U.S. District Judge Andrew Gordon showed with his questions to attorneys that he is weighing environmentalists’ warnings that the project would create dustbowls in valleys along the Nevada-Utah state line against Southern Nevada Water Authority assurances that if there wasn’t enough water, the state’s top water official wouldn’t approve the rights to pump.

State Engineer Jason King “can only approve water rights if recharge equals discharge,” authority attorney Hadassah Reimer said when the judge asked if the Spring, Cave, Dry Lake and Delamar valleys could really go dry.
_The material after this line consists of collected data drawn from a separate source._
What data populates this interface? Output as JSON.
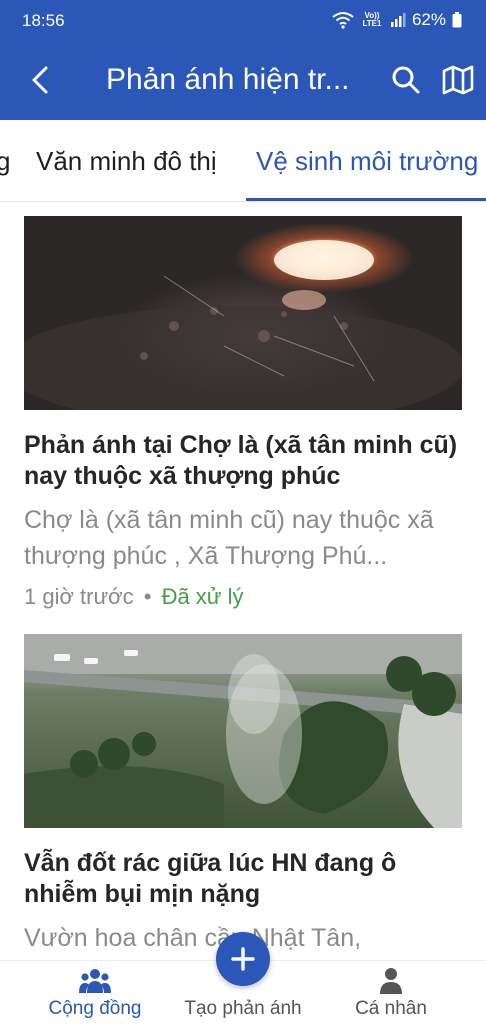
{
  "status_bar": {
    "time": "18:56",
    "network_label": "Vo)) LTE1",
    "battery_percent": "62%"
  },
  "app_bar": {
    "title": "Phản ánh hiện tr...",
    "back_icon": "back-arrow-icon",
    "search_icon": "search-icon",
    "map_icon": "map-icon"
  },
  "tabs": [
    {
      "label": "g",
      "active": false
    },
    {
      "label": "Văn minh đô thị",
      "active": false
    },
    {
      "label": "Vệ sinh môi trường",
      "active": true
    }
  ],
  "posts": [
    {
      "title": "Phản ánh tại Chợ là (xã tân minh cũ) nay thuộc xã thượng phúc",
      "snippet": "Chợ là (xã tân minh cũ) nay thuộc xã thượng phúc , Xã Thượng Phú...",
      "time": "1 giờ trước",
      "separator": "•",
      "status": "Đã xử lý"
    },
    {
      "title": "Vẫn đốt rác giữa lúc HN đang ô nhiễm bụi mịn nặng",
      "snippet": "Vườn hoa chân cầu Nhật Tân,"
    }
  ],
  "bottom_nav": {
    "items": [
      {
        "label": "Cộng đồng",
        "icon": "community-icon",
        "active": true
      },
      {
        "label": "Tạo phản ánh",
        "icon": "plus-icon",
        "active": false
      },
      {
        "label": "Cá nhân",
        "icon": "person-icon",
        "active": false
      }
    ]
  },
  "colors": {
    "primary": "#2a57b8",
    "status_done": "#43a047",
    "muted_text": "#8a8a8a"
  }
}
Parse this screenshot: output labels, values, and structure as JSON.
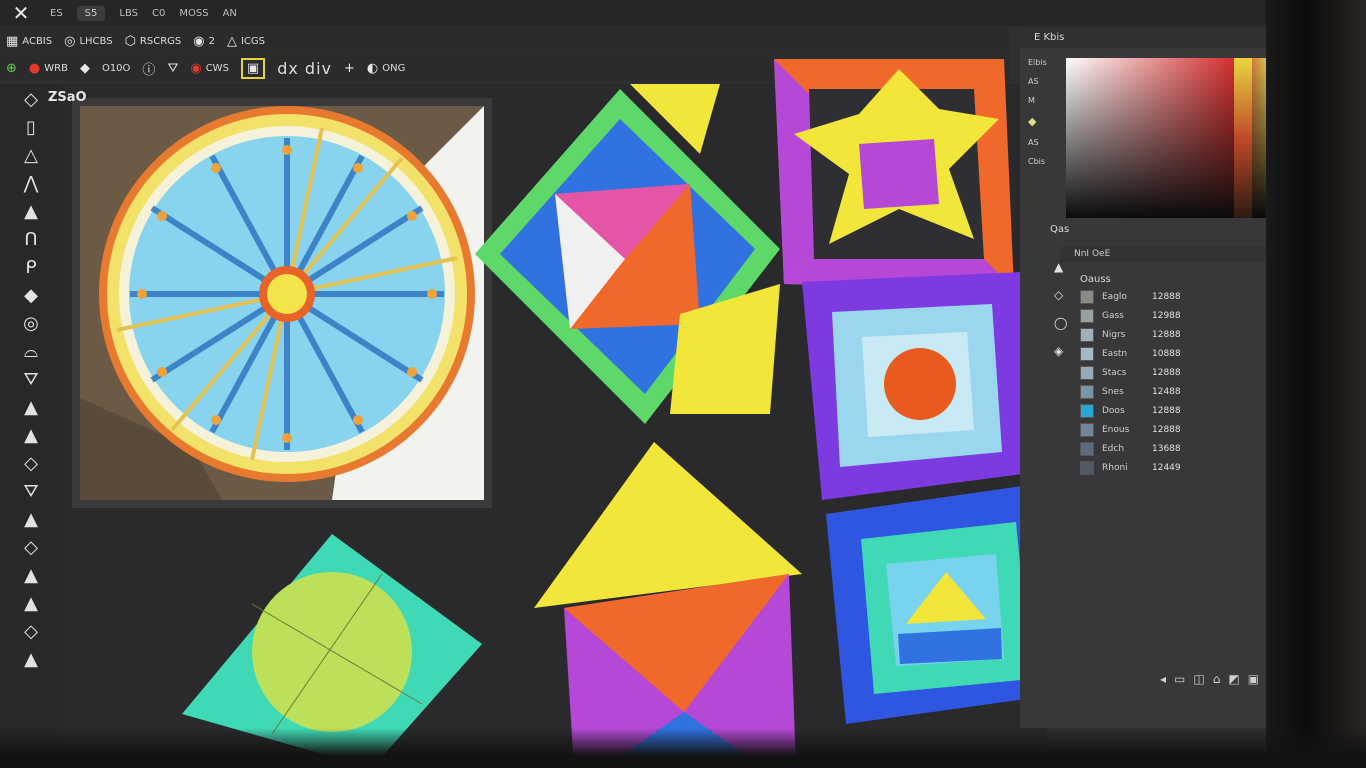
{
  "menubar": {
    "logo": "✕",
    "tab_label": "S5",
    "items": [
      "ES",
      "LBS",
      "C0",
      "MOSS",
      "AN"
    ]
  },
  "toolbar1": {
    "items": [
      {
        "icon": "grid-icon",
        "glyph": "▦",
        "label": "ACBIS"
      },
      {
        "icon": "brush-icon",
        "glyph": "◎",
        "label": "LHCBS"
      },
      {
        "icon": "layers-icon",
        "glyph": "⬡",
        "label": "RSCRGS"
      },
      {
        "icon": "target-icon",
        "glyph": "◉",
        "label": "2"
      },
      {
        "icon": "pen-icon",
        "glyph": "△",
        "label": "ICGS"
      }
    ]
  },
  "toolbar2": {
    "items": [
      {
        "icon": "snap-icon",
        "glyph": "⊕",
        "label": ""
      },
      {
        "icon": "record-icon",
        "glyph": "●",
        "label": "WRB"
      },
      {
        "icon": "shape-icon",
        "glyph": "◆",
        "label": ""
      },
      {
        "icon": "zoom-icon",
        "glyph": "",
        "label": "O10O"
      },
      {
        "icon": "info-icon",
        "glyph": "ⓘ",
        "label": ""
      },
      {
        "icon": "tri-icon",
        "glyph": "⛛",
        "label": ""
      },
      {
        "icon": "eye-icon",
        "glyph": "◉",
        "label": "CWS"
      },
      {
        "icon": "lock-icon",
        "glyph": "▣",
        "label": ""
      },
      {
        "icon": "text-icon",
        "glyph": "",
        "label": "dx div"
      },
      {
        "icon": "plus-icon",
        "glyph": "+",
        "label": ""
      },
      {
        "icon": "camera-icon",
        "glyph": "◐",
        "label": "ONG"
      }
    ]
  },
  "document": {
    "tab_title": "ZSaO"
  },
  "left_tools": [
    "◇",
    "▯",
    "△",
    "⋀",
    "▲",
    "ᑎ",
    "ᑭ",
    "◆",
    "◎",
    "⌓",
    "⛛",
    "▲",
    "▲",
    "◇",
    "⛛",
    "▲",
    "◇",
    "▲",
    "▲",
    "◇",
    "▲"
  ],
  "right_panel": {
    "header": "E Kbis",
    "side_labels": [
      "Eibis",
      "AS",
      "M",
      "AS",
      "Cbis"
    ],
    "layers_head": "Qas",
    "layers_sub": "NnI OeE",
    "layers_title": "Oauss",
    "layers": [
      {
        "name": "Eaglo",
        "value": "12888",
        "color": "#8a8a86"
      },
      {
        "name": "Gass",
        "value": "12988",
        "color": "#9aa0a2"
      },
      {
        "name": "Nigrs",
        "value": "12888",
        "color": "#9fb0bb"
      },
      {
        "name": "Eastn",
        "value": "10888",
        "color": "#a3bac6"
      },
      {
        "name": "Stacs",
        "value": "12888",
        "color": "#94aab8"
      },
      {
        "name": "Snes",
        "value": "12488",
        "color": "#7d93a6"
      },
      {
        "name": "Doos",
        "value": "12888",
        "color": "#2aa7d8"
      },
      {
        "name": "Enous",
        "value": "12888",
        "color": "#73859a"
      },
      {
        "name": "Edch",
        "value": "13688",
        "color": "#5d6c7c"
      },
      {
        "name": "Rhoni",
        "value": "12449",
        "color": "#4e5a67"
      }
    ]
  },
  "status_icons": [
    "◂",
    "▭",
    "◫",
    "⌂",
    "◩",
    "▣",
    "⬒",
    "⌗",
    "⧉"
  ],
  "colors": {
    "yellow": "#f2e63a",
    "orange": "#f0682a",
    "magenta": "#b548d6",
    "blue": "#2f72e0",
    "green": "#5fd86a",
    "teal": "#3fd9b5",
    "sky": "#78d3ef"
  }
}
“The authority’s position is it is the state engineer’s responsibility to make sure that doesn’t happen,” Reimer said.

King’s approval for the proposal in March 2012 is being challenged separately, in Nevada state court.

Attorney Simeon Herskovits, representing the Great Basin Water Network, told Gordon that the water underground dates to ice ages and isn’t replenished today. He called environmental damage inevitable.

“The project is designed to take the maximum amount of water from these basins in perpetuity,” he said.

Environmental studies took eight years before the bureau in December 2012 granted permission for the pipeline to cross 263 miles (423 kilometers) of federal land from sparsely populated White Pine and Lincoln counties to the Las Vegas area, home to 2 million residents and host to 40 million tourists a year.

In response to another question from the judge, government lawyer Luther Hajek said the federal Bureau of Land Management “just issues the right-of-way. It doesn’t have final say on how much water is pumped.”

State and federal go-aheads brought challenges in state and federal courts from environmentalists, activists, local governments in rural towns in the two counties, plus the Duckwater and Ely Shoshone tribes and the Confederated Tribes of the Goshute Reservation in Utah.

No tribe in the area was properly consulted, and none signed off on the plan, Rovianne Leigh, attorney for the Goshutes, said Monday.

She described tribal elders’ fears that a meadow wetland in Spring Valley will go dry. The site is revered and used in sacred ceremonies, and remembered as the site of massacres 150 years ago.

“When the water is gone, it is gone forever,” Leigh said.

Water agency officials concede it will cost billions of dollars to build a pipeline to carry 75,000 gallons of water daily a distance comparable to a drive from Los Angeles to Las Vegas. But they say it may become essential if drought keeps shrinking the Lake Mead reservoir on the Colorado River, which supplies 90 percent of Las Vegas drinking water.

Project planners say that once wells are drilled and water begins flowing, engineers can measure the effects on the environment and correct, or mitigate, any damage that might result.

“Can the (Bureau of Land Management) stop this project before water is drawn?” the judge mused from the bench. “Isn’t this a case of momentum at this point? A ball rolling downhill?”

Gordon, who also has more than three years’ worth of written court filings from all sides, said he expects to issue a written decision within several weeks.

That would be before King holds hearings in late September on a state judge’s order that he reconsider whether there is enough underground water to supply the pipeline.